What is Privileged Identity Management?
In its Wave report, Forrester uses the term PIM. In its Magic Quadrant report, Gartner uses the term PAM.
For the most part, these terms are used interchangeably. But there is a subtle difference.
PIM focuses on managing identities
PIM determines a specific distribution of rights for each privileged user identity across multiple systems in your organization, ensuring that they can only access data and perform certain actions within set boundaries. PIM governs privileged identities throughout their lifecycle, from creation or provisioning new identities to revoking or de-provisioning identities. PIM determines how identities should be organized in groups so that they can be managed consistently according to your security policies.
PAM focuses on managing access
PAM allows organizations to determine exactly what level of access a privileged user or system may have, related to resources (devices, applications, environments, network files, etc.) for a set time period.
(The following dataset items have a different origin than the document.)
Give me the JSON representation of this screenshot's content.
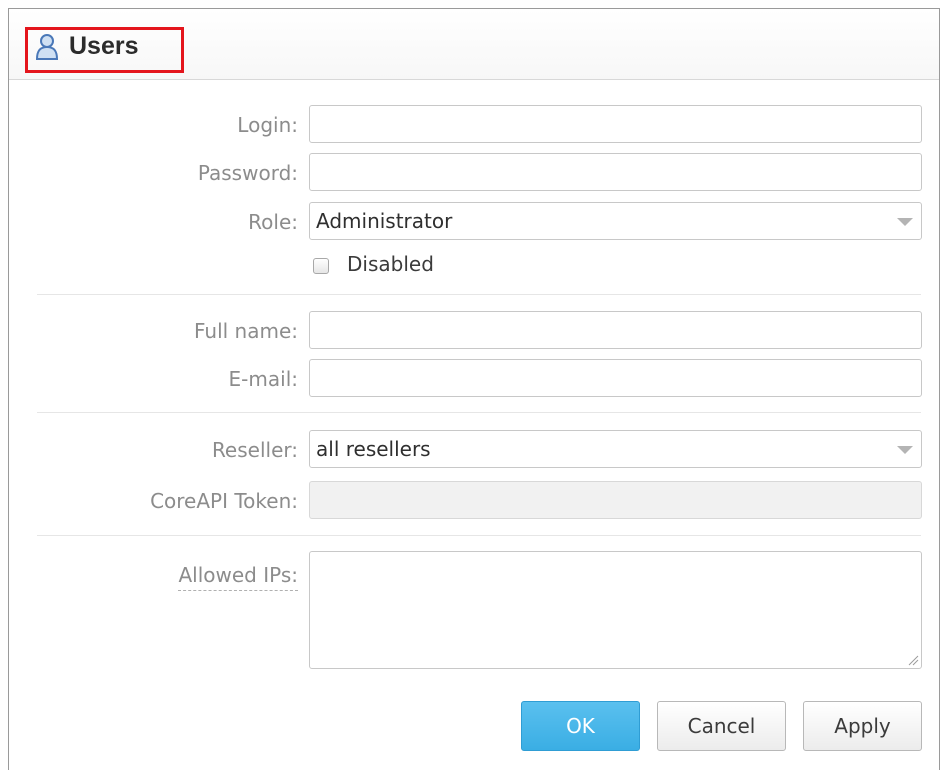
{
  "window": {
    "title": "Users",
    "icon": "user-icon"
  },
  "form": {
    "login": {
      "label": "Login:",
      "value": ""
    },
    "password": {
      "label": "Password:",
      "value": ""
    },
    "role": {
      "label": "Role:",
      "value": "Administrator"
    },
    "disabled": {
      "label": "Disabled",
      "checked": false
    },
    "full_name": {
      "label": "Full name:",
      "value": ""
    },
    "email": {
      "label": "E-mail:",
      "value": ""
    },
    "reseller": {
      "label": "Reseller:",
      "value": "all resellers"
    },
    "coreapi_token": {
      "label": "CoreAPI Token:",
      "value": ""
    },
    "allowed_ips": {
      "label": "Allowed IPs:",
      "value": ""
    }
  },
  "buttons": {
    "ok": "OK",
    "cancel": "Cancel",
    "apply": "Apply"
  },
  "colors": {
    "highlight_border": "#e4151c",
    "primary_button": "#3aaee4",
    "label_text": "#8c8c8c"
  }
}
PAM solutions provide just-in-time access and allow elevated or emergency access in specific situations. They also allow organizations to control and audit that access, through functionality like credential creation and storage, password rotation, and session monitoring.
PIM and PAM are a subset of IAM
Identity Access Management (IAM) applies to all users in an organization—not just IT admins or superusers—who have a digital identity that needs to be managed. Regardless of the user type, IAM systems follow the idea that each user must have their own digital identity that includes username, password, and online activities.
During provisioning and de-provisioning processes, IAM checks each identity to confirm that it has the appropriate access. These solutions connect to Active Directory or other systems like Okta that centralize identity management. IAM systems also give organizations the ability to modify a user, create usage reports, and reinforce policies.